While this wiki is all about SPSS, many of the contributors and users of the site look forward to a day where a reliable and adaptable [open source] [GUI] general statistical package is available to replace it. There are a number of open source solutions available for particular purposes, but the two general purpose front-runners for the title are OpenStat4 (http://www.statprograms4u.com ) and R GUI (http://www.sciviews.org/_rgui/).

PSPP PSPP is a free replacement for SPSS. Nearly all SPSS syntax will work with PSPP and the windows, the dialogs and the output reports are almost identical. Some statistical procedures are not yet supported, but these are under development. Despite that, PSPP is in many instances a viable Free alternative to SPSS. Users who are familiar with SPSS, but don't want to pay the high prices, can download PSPP at no cost.

Like spss, early versions had only a command line interface, however today it is a fully featured system with its own language processor, database engine and windowing system. The current version can perform anova, t-test, factor analysis, non-parametric tests, and all the normal spss data manipulation functions. There are versions available for both Windows and GNU/Linux.

## Contents

## gretl[edit | edit source]

gretl is a cross-platform software package for econometric analysis, written in the C programming language.

## R (GUI Project)[edit | edit source]

R can open an SPSS file (after loading 'foreign' package) and can do more statistics than SPSS. It does have a fairly steep learning curve though.

## DataMelt (DMelt)[edit | edit source]

DaMelt is a Java-based statistical software with support of Python, Groovy, Ruby, Octave/Matlab and BeanShell scripting. The code can be written in Java and deployed as an application. It has about 400 examples and extensive manual. Although the program has a wide community support, the main developer is Dr.S.Chekanov

## OpenStat4[edit | edit source]

OpenStat (latest release Dec 2013) is developed by Bill Miller and has a similar appearing interface to SPSS. It features a wide range of statistical tests including paramteric and non-parametric versions of ANOVA, MANOVA, regression,correlation tests and mulitvariate analysis (component analysis, factor analysis and cronbach's alpha as well as others). Openstat accepts data in text, binary, OS4 or Epidata rec format. Openstat also features additional tests for business use such as statistical process control and financial analysis. The software generates a wide array of charts such as boxplot and multifactor scatter plots but the axes are not editable limiting the functionality of the charts somewhat. In summary this software is stable, easy to use and has a comprehensive array of analyses.

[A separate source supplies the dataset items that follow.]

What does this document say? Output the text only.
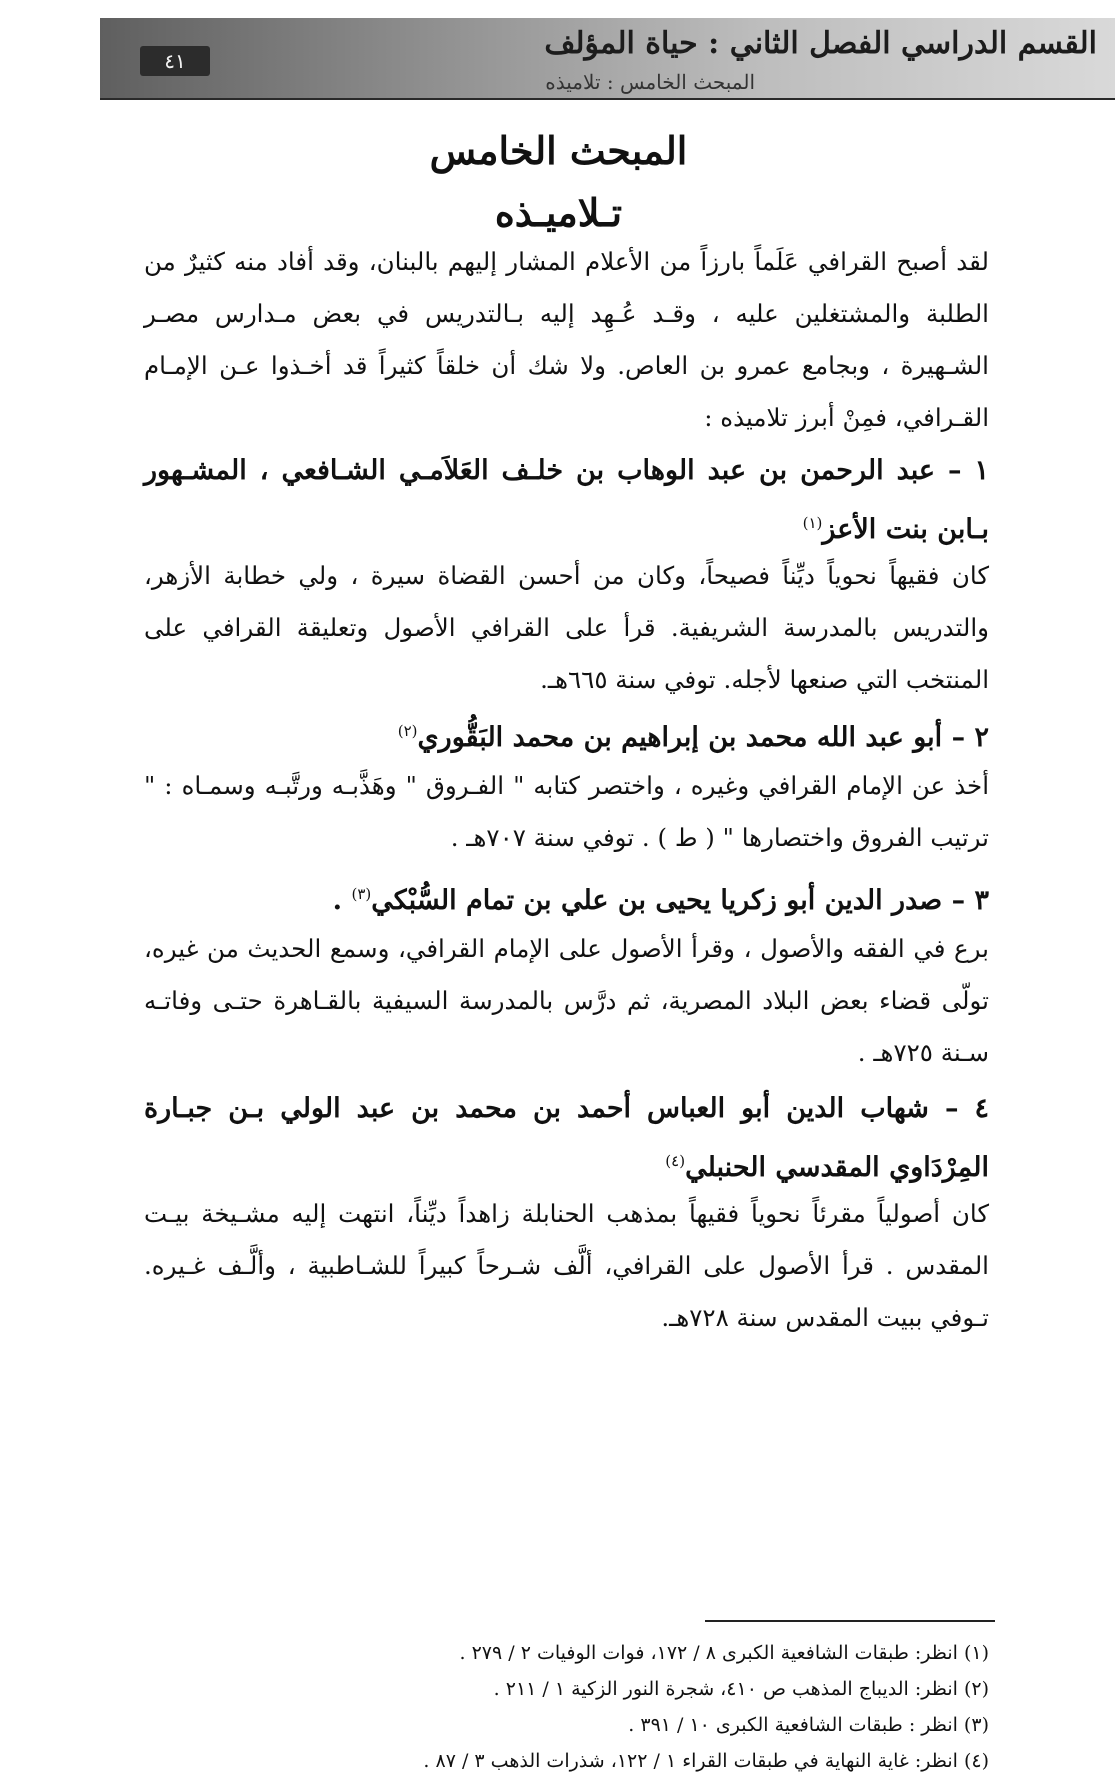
القسم الدراسي الفصل الثاني : حياة المؤلف
المبحث الخامس : تلاميذه
٤١
المبحث الخامس
تـلاميـذه

لقد أصبح القرافي عَلَماً بارزاً من الأعلام المشار إليهم بالبنان، وقد أفاد منه كثيرٌ من الطلبة والمشتغلين عليه ، وقـد عُـهِد إليه بـالتدريس في بعض مـدارس مصـر الشـهيرة ، وبجامع عمرو بن العاص. ولا شك أن خلقاً كثيراً قد أخـذوا عـن الإمـام القـرافي، فمِنْ أبرز تلاميذه :

١ – عبد الرحمن بن عبد الوهاب بن خلـف العَلاَمـي الشـافعي ، المشـهور بـابن بنت الأعز$^{(١)}$

كان فقيهاً نحوياً ديِّناً فصيحاً، وكان من أحسن القضاة سيرة ، ولي خطابة الأزهر، والتدريس بالمدرسة الشريفية. قرأ على القرافي الأصول وتعليقة القرافي على المنتخب التي صنعها لأجله. توفي سنة ٦٦٥هـ.

٢ – أبو عبد الله محمد بن إبراهيم بن محمد البَقُّوري$^{(٢)}$

أخذ عن الإمام القرافي وغيره ، واختصر كتابه " الفـروق " وهَذَّبـه ورتَّبـه وسمـاه : " ترتيب الفروق واختصارها " ( ط ) . توفي سنة ٧٠٧هـ .

٣ – صدر الدين أبو زكريا يحيى بن علي بن تمام السُّبْكي$^{(٣)}$ .

برع في الفقه والأصول ، وقرأ الأصول على الإمام القرافي، وسمع الحديث من غيره، تولّى قضاء بعض البلاد المصرية، ثم درَّس بالمدرسة السيفية بالقـاهرة حتـى وفاتـه سـنة ٧٢٥هـ .

٤ – شهاب الدين أبو العباس أحمد بن محمد بن عبد الولي بـن جبـارة المِرْدَاوي المقدسي الحنبلي$^{(٤)}$

كان أصولياً مقرئاً نحوياً فقيهاً بمذهب الحنابلة زاهداً ديِّناً، انتهت إليه مشـيخة بيـت المقدس . قرأ الأصول على القرافي، ألَّف شـرحاً كبيراً للشـاطبية ، وألَّـف غـيره. تـوفي ببيت المقدس سنة ٧٢٨هـ.

(١) انظر: طبقات الشافعية الكبرى ٨ / ١٧٢، فوات الوفيات ٢ / ٢٧٩ .
(٢) انظر: الديباج المذهب ص ٤١٠، شجرة النور الزكية ١ / ٢١١ .
(٣) انظر : طبقات الشافعية الكبرى ١٠ / ٣٩١ .
(٤) انظر: غاية النهاية في طبقات القراء ١ / ١٢٢، شذرات الذهب ٣ / ٨٧ .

## PAST[edit | edit source]

PAST is a free, easy-to-use data analysis package originally aimed at paleontology but now also popular in many other fields.

## SOFA Statistics[edit | edit source]

SOFA is a statistics, analysis, and reporting program with an emphasis on ease of use, learn as you go, and beautiful output. SOFA is very easy to use and has helpful tips for beginners on formatting data and selecting the appropriate statistical analysis. Data is accepted in CSV, excel, openoffice and google doc format. The software will connect directly to MS Access or SQL databases. Data manipulation is limited and the software does not have a full range of complex analyses but the software is ideal for students and anyone who does only occasional analyses. Creates attractive charts but axes and other features can't be edited. Ideal for beginners.

## Sage Notebook[edit | edit source]

Sage Notebook Use Sage, Python, R, Octave, and most other mathematical software with any web browser.